Raymond James Lays Off More Than 500 Employees
Raymond James Financial on Tuesday said it is laying off close to 4% of its employees, or about 500 people, in response to the coronavirus-induced economic slowdown.
“While 5% or higher job cuts may be an annual exercise at many firms, at Raymond James any reductions are rare and are never taken lightly,” Chairman and Chief Executive Paul Reilly wrote in an email to the company’s 13,900 employees.
The 8,155 revenue-generating brokers in Raymond James private client group will not be directly affected, and the company said it is limiting layoffs in advisor and client support areas.

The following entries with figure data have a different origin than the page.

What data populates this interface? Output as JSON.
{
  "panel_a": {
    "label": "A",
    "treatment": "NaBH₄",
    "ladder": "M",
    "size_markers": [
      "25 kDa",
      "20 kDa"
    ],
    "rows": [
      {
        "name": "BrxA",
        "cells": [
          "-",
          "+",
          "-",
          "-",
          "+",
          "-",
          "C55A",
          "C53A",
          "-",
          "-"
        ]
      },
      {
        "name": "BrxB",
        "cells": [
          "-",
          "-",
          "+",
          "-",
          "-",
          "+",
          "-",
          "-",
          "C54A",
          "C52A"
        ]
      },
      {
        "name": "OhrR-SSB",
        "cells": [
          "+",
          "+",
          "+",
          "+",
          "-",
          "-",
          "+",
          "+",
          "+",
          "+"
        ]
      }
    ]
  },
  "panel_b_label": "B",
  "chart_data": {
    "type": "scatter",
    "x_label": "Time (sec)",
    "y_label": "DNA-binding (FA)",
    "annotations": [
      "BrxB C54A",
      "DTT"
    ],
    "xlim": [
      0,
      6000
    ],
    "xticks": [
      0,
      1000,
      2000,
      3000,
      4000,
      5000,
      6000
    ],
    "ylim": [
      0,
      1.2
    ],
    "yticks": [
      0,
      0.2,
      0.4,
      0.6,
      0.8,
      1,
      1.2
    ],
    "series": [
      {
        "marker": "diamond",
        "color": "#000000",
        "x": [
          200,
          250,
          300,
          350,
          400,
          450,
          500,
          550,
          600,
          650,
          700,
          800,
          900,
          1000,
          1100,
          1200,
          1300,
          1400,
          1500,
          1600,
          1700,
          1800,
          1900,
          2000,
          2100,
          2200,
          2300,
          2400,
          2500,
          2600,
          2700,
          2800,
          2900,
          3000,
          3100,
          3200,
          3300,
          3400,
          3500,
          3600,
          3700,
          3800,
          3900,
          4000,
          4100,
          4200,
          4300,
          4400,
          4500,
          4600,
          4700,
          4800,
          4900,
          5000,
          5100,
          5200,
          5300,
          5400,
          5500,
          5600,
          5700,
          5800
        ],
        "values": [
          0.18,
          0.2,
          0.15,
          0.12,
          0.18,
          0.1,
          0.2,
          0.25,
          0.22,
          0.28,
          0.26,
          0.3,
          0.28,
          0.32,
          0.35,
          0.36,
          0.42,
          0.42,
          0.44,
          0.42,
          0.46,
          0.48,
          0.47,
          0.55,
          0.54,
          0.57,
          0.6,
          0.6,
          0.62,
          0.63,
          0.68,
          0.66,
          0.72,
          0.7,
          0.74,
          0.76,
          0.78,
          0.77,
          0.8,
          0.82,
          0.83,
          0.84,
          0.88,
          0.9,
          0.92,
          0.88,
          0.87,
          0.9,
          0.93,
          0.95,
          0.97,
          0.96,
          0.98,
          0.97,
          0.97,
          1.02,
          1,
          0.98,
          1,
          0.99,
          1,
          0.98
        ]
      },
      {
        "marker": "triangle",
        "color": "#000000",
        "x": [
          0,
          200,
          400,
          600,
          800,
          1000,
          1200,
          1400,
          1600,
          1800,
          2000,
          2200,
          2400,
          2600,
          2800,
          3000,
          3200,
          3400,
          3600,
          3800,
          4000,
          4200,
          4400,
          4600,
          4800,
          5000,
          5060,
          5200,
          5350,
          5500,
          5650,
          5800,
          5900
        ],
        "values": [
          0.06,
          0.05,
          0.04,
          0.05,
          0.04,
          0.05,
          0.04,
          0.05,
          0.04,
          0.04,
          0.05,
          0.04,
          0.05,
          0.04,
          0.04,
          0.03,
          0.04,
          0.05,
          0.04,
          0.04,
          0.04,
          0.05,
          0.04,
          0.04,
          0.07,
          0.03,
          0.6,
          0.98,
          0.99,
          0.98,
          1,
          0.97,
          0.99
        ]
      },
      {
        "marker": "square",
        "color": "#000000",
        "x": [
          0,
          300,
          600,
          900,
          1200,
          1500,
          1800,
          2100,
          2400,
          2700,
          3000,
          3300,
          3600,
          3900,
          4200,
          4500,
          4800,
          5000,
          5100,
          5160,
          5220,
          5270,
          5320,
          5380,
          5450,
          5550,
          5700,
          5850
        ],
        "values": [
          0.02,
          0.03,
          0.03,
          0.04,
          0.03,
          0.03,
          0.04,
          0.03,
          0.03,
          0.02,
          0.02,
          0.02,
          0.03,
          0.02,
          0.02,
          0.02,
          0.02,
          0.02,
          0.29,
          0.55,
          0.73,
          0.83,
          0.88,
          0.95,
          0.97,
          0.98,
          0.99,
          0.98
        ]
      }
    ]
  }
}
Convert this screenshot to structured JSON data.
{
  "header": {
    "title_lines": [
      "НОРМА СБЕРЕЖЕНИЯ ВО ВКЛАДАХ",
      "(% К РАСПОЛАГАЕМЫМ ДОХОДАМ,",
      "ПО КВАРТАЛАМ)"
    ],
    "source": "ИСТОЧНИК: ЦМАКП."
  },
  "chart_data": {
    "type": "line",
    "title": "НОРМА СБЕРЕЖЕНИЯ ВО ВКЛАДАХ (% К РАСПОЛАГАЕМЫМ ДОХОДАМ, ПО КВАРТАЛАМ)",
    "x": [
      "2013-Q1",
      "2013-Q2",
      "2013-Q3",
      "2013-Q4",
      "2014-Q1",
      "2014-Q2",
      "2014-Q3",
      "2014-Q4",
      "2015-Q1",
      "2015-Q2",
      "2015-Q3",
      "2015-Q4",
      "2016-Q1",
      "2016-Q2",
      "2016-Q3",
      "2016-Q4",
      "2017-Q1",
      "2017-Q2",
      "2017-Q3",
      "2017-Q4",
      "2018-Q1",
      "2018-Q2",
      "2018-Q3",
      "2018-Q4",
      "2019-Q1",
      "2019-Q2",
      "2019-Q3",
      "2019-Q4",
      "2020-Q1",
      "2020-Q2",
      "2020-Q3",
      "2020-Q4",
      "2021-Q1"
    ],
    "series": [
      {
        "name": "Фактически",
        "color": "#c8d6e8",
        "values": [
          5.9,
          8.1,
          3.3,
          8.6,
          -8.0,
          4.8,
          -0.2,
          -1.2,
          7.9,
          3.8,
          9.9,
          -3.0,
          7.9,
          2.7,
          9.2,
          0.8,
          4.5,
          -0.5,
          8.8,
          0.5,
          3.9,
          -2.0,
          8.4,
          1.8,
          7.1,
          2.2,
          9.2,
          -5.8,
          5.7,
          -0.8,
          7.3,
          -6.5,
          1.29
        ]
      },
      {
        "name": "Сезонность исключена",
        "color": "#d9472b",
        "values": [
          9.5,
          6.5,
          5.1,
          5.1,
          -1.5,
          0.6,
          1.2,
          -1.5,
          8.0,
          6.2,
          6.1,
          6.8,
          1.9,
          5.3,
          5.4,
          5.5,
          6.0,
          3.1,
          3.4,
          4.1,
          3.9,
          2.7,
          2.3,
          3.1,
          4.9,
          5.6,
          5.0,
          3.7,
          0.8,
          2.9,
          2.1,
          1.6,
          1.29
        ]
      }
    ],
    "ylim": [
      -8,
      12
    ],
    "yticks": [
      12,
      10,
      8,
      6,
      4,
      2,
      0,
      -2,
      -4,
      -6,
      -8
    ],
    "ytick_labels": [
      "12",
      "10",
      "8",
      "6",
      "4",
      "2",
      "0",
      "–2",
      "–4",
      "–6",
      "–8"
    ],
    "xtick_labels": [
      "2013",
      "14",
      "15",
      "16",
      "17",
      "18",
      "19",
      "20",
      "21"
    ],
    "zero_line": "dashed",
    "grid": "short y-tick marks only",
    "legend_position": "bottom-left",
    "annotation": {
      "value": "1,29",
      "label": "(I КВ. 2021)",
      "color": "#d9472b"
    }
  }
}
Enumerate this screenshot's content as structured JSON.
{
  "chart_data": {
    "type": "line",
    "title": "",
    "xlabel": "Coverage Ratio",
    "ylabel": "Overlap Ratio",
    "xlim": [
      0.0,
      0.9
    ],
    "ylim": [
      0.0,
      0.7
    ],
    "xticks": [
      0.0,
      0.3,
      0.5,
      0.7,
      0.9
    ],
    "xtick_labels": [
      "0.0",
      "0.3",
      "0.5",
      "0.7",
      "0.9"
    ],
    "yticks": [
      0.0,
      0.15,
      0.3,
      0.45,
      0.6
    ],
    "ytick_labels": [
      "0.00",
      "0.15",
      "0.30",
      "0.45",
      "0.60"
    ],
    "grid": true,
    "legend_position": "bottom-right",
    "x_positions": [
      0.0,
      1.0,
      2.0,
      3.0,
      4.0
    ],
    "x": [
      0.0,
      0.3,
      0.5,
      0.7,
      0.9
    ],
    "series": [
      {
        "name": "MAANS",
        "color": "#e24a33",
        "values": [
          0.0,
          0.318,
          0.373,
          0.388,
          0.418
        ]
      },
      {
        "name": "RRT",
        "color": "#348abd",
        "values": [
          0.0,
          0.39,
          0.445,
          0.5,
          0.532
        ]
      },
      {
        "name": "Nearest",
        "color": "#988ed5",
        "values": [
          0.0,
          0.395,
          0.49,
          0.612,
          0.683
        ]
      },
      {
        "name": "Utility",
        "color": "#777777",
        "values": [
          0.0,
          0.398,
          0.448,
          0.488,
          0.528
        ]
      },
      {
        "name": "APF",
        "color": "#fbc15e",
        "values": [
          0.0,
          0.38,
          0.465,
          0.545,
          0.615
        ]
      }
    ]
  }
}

“[T]hese steps are not expected to diminish service levels to advisors or their clients, or impair our ability to continue our growth momentum,” wrote Reilly, who said he and other senior leaders will be taking “significant” pay cuts. “[W]e do not intend to have another round of job eliminations.”
After reporting in July that fiscal third-quarter earnings fell 34%, Raymond James executives told analysts they would be attacking “almost every single” line-item expense.
“Due to the uncertainty caused by the COVID-19 pandemic, and related negative impact on our results, we are evaluating ways to reduce costs and find efficiencies to remain well-positioned for future growth and success,” the company explained in its 10-Q regulatory filing last month. “To that end, we are currently engaged in a firm-wide process of evaluating both compensation and non-compensation expenses.”
The St. Petersburg, Florida-based brokerage firm reduced payouts to its employee-channel brokers three years ago in an attempt to offset rising regulatory costs, and in 2013 cut about 160 information technology and operations personnel following its acquisition of Morgan Keegan & Co, according to a report at the time. Riley said in Tuesday’s memo that Raymond James will continue to look for efficiencies throughout the organization.
Citigroup on Monday said it will resume job-cutting after temporarily suspending a cost-cutting campaign to accommodate work-from-home disruptions. Wells Fargo & Co. plans to cut as much as $10 billion in costs, with much of it coming over several years through layoffs, its chief financial officer said at a conference this week. J.P. Morgan Chase & Co. reportedly cut around 100 jobs in mid-July.
In its 10-Q filing last month, Raymond James estimated that it may have to add as much as $125 million to loan loss reserves for legal and regulatory matters in the future.
Tuesday’s layoff announcement will increase expenses in the short term. Raymond James will offer full-year bonuses and 12 months of company-paid medical benefits and job support to affected employees, according to Reilly’s email, and has expanded its severance policy to provide up to a year of total compensation “for our most tenured associates.”
Raymond James’s net revenue in the first nine months of its fiscal year, which ends in October, rose 3% to $5.9 billion from a year earlier, but net income fell by $160 million, or 21%, to $769 million.
Its total noninterest expense for the three quarters rose by $419 million, or 8.9%, to $5.12 billion.
“The unexpected swing in interest rates and uncertainty that comes with a global recession requires us to evaluate ways to reduce costs,” Chief Financial Officer Paul Shoukry said on the company’s earnings call in July. “The goal is for these initiatives to yield significant efficiencies for the firm, which is critical so we can continue investing in growth.”
Raymond James’s private client division, its largest business, contributed 68% of the company’s revenue and 53% of its net income last quarter.
Raymond James’s shares closed down 2.8% at $74.32 on Tuesday. Its shares are off more than 25% from its 52-week high of $102.45 in February.